Spectrum, Disney reach deal to bring ESPN, other networks back to cable boxes

Sep. 11—Spectrum cable and Disney have struck a deal to bring the entertainment giant's ESPN sports network back to customers just hours before the first game of Monday Night Football this season.

In a statement issued midday Monday, the two companies announced they had struck a deal they called "transformative," which will see more of Disney's streaming services offered in Spectrum TV packages, while dropping a number of Disney-owned channels from cable TV lineups.

The two companies had parted ways for just over two weeks, with Spectrum's parent company Charter demanding more access to Disney-owned streaming services as part of their carriage deal. Company officials argued they were unwilling to pay to access just part of Disney's entertainment ecosystem while supporting the company's efforts to pillage cable customers entirely. Charter even threatened to leave cable TV entirely in pursuit of other video entertainment options on a conference call with Wall Street investors over the issue.

Under the new deal, whose financial details were not immediately disclosed on Monday, Spectrum will offer its cable customers on the Select plan access to basic, ad-supported accounts on Disney-owned streaming services Disney+ and ESPN+. An upcoming ESPN direct-to-customer service will also be packaged with Spectrum TV Select subscriptions.

Spectrum will also retain the ability to offer TV subscriptions that don't include Disney products, a major sticking point when the companies broke off their agreement last month.

Spectrum will also advertise and offer access to Disney direct-to-customer streaming services across its internet-only plans as well.

Spectrum cable television will now offer 19 networks from Disney, like the ABC networks, Disney Channel, FX, ESPN's lineup and National Geographic.
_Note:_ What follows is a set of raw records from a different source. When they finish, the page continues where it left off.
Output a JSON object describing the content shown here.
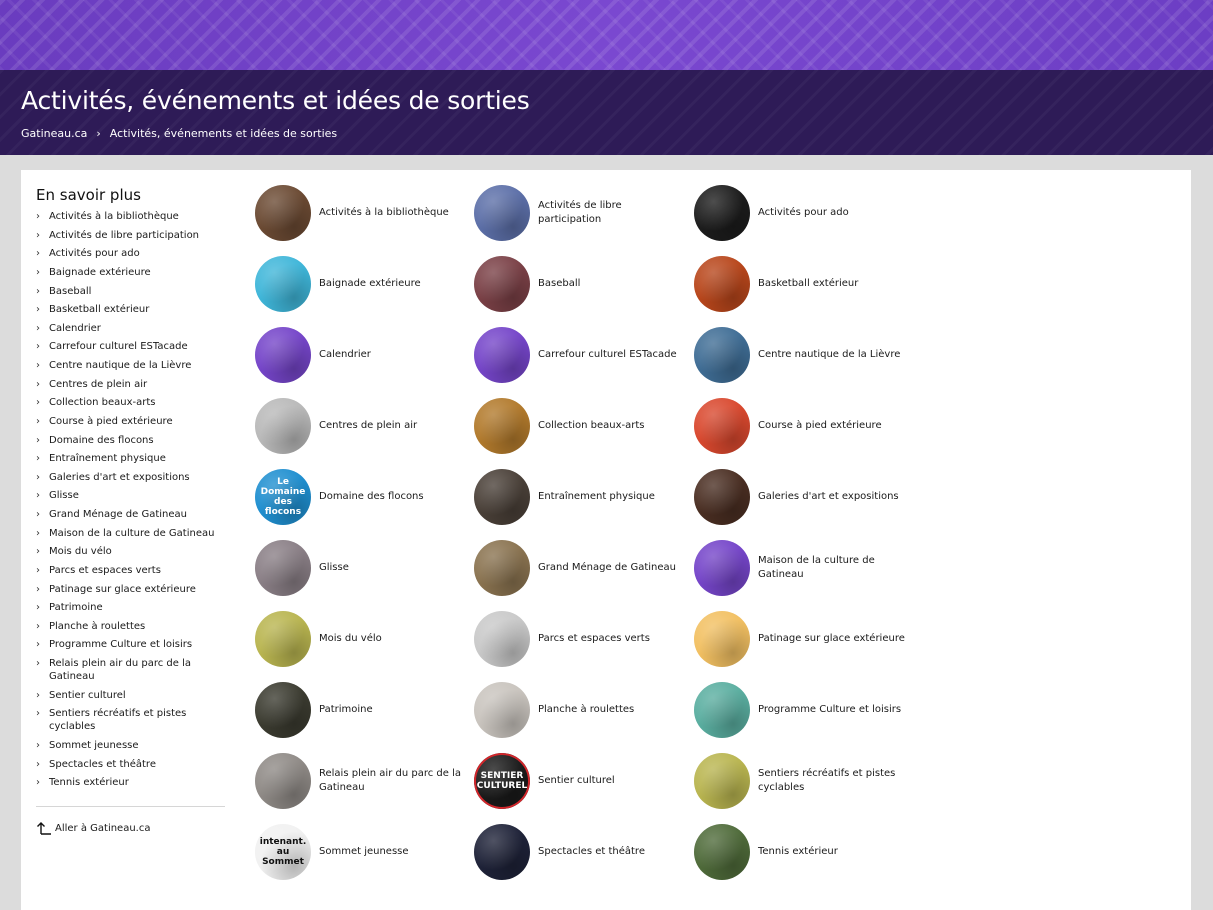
{
  "header": {
    "title": "Activités, événements et idées de sorties",
    "breadcrumb": [
      "Gatineau.ca",
      "Activités, événements et idées de sorties"
    ],
    "breadcrumb_separator": "›",
    "colors": {
      "banner": "#7a48d0",
      "titlebar": "#2e1b57"
    }
  },
  "sidebar": {
    "title": "En savoir plus",
    "items": [
      "Activités à la bibliothèque",
      "Activités de libre participation",
      "Activités pour ado",
      "Baignade extérieure",
      "Baseball",
      "Basketball extérieur",
      "Calendrier",
      "Carrefour culturel ESTacade",
      "Centre nautique de la Lièvre",
      "Centres de plein air",
      "Collection beaux-arts",
      "Course à pied extérieure",
      "Domaine des flocons",
      "Entraînement physique",
      "Galeries d'art et expositions",
      "Glisse",
      "Grand Ménage de Gatineau",
      "Maison de la culture de Gatineau",
      "Mois du vélo",
      "Parcs et espaces verts",
      "Patinage sur glace extérieure",
      "Patrimoine",
      "Planche à roulettes",
      "Programme Culture et loisirs",
      "Relais plein air du parc de la Gatineau",
      "Sentier culturel",
      "Sentiers récréatifs et pistes cyclables",
      "Sommet jeunesse",
      "Spectacles et théâtre",
      "Tennis extérieur"
    ],
    "chevron": "›",
    "goto_link": "Aller à Gatineau.ca"
  },
  "tiles": [
    {
      "label": "Activités à la bibliothèque",
      "image": "library-books-photo",
      "color": "#6b4a33"
    },
    {
      "label": "Activités de libre participation",
      "image": "jump-rope-photo",
      "color": "#5c6fa8"
    },
    {
      "label": "Activités pour ado",
      "image": "teen-poster-photo",
      "color": "#1c1c1c"
    },
    {
      "label": "Baignade extérieure",
      "image": "pool-photo",
      "color": "#3fb6d9"
    },
    {
      "label": "Baseball",
      "image": "baseball-photo",
      "color": "#7a4046"
    },
    {
      "label": "Basketball extérieur",
      "image": "basketball-photo",
      "color": "#b8461b"
    },
    {
      "label": "Calendrier",
      "image": "purple-placeholder",
      "color": "#7545c9"
    },
    {
      "label": "Carrefour culturel ESTacade",
      "image": "purple-placeholder",
      "color": "#7545c9"
    },
    {
      "label": "Centre nautique de la Lièvre",
      "image": "water-photo",
      "color": "#3f6d95"
    },
    {
      "label": "Centres de plein air",
      "image": "skier-photo",
      "color": "#b9b9b9"
    },
    {
      "label": "Collection beaux-arts",
      "image": "art-photo",
      "color": "#b27a2c"
    },
    {
      "label": "Course à pied extérieure",
      "image": "running-track-photo",
      "color": "#d9482e"
    },
    {
      "label": "Domaine des flocons",
      "image": "domaine-logo",
      "color": "#1f8fd0",
      "mark": "Le Domaine des flocons"
    },
    {
      "label": "Entraînement physique",
      "image": "gym-photo",
      "color": "#4a4038"
    },
    {
      "label": "Galeries d'art et expositions",
      "image": "gallery-photo",
      "color": "#4a2e22"
    },
    {
      "label": "Glisse",
      "image": "sliding-photo",
      "color": "#8a7f86"
    },
    {
      "label": "Grand Ménage de Gatineau",
      "image": "cleanup-photo",
      "color": "#8a7350"
    },
    {
      "label": "Maison de la culture de Gatineau",
      "image": "purple-placeholder",
      "color": "#7545c9"
    },
    {
      "label": "Mois du vélo",
      "image": "bike-logo",
      "color": "#b9b550"
    },
    {
      "label": "Parcs et espaces verts",
      "image": "winter-park-photo",
      "color": "#c9c9c9"
    },
    {
      "label": "Patinage sur glace extérieure",
      "image": "skate-illustration",
      "color": "#f2c062"
    },
    {
      "label": "Patrimoine",
      "image": "heritage-house-photo",
      "color": "#3b3b30"
    },
    {
      "label": "Planche à roulettes",
      "image": "skateboard-photo",
      "color": "#c9c4be"
    },
    {
      "label": "Programme Culture et loisirs",
      "image": "program-cover-photo",
      "color": "#5aaea0"
    },
    {
      "label": "Relais plein air du parc de la Gatineau",
      "image": "outdoor-group-photo",
      "color": "#8f8a86"
    },
    {
      "label": "Sentier culturel",
      "image": "sentier-logo",
      "color": "#1a1a1a",
      "mark": "SENTIER CULTUREL"
    },
    {
      "label": "Sentiers récréatifs et pistes cyclables",
      "image": "bike-logo",
      "color": "#b9b550"
    },
    {
      "label": "Sommet jeunesse",
      "image": "sommet-logo",
      "color": "#f1f1f1",
      "mark": "intenant. au Sommet"
    },
    {
      "label": "Spectacles et théâtre",
      "image": "stage-photo",
      "color": "#1e2238"
    },
    {
      "label": "Tennis extérieur",
      "image": "tennis-photo",
      "color": "#4f6b3a"
    }
  ]
}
However, the company is cutting networks like Disney Junior and Disney XD, Baby TV, Freeform (formerly ABC Family), Fxm and FXX, Nat Geo Wild and Spanish-language Nat Geo Mundo.

Additionally, the companies said they had reaffirmed a commitment to "mitigate the effects of unauthorized password sharing."

Robert A. Iger, CEO of Disney and Chris Winfrey, Charter's CEO, issued a joint statement recognizing the deal, calling it an "innovative model for the future."

"This deal recognizes both the continued value of linear television and the growing popularity of streaming services, while addressing the evolving needs of our consumers," they said in a joint statement. "We also want to thank our mutual customers for their patience this past week, and are pleased that Spectrum viewers once again have access to Disney's high-quality sports, news and entertainment programming, in time for Monday Night Football."

New York Governor Kathleen C. Hochul, who last week made a point to publicly call on Charter and Disney to come to an agreement, continue offering Disney-owned channels to New York subscribers, and for Charter to issue refunds to its customers, lauded the news of the deal.

"Just in time for Monday night football and the Bills and Jets starting their seasons tonight, I'm pleased that Disney and Charter have resolved their corporate dispute and resumed service for more than 1.5 million New York customers that lost access to ESPN and Disney-owned channels," she said. "My administration will ensure that New Yorkers receive a refund for the days they were without service, holding true to our commitment that we will always prioritize consumer protection."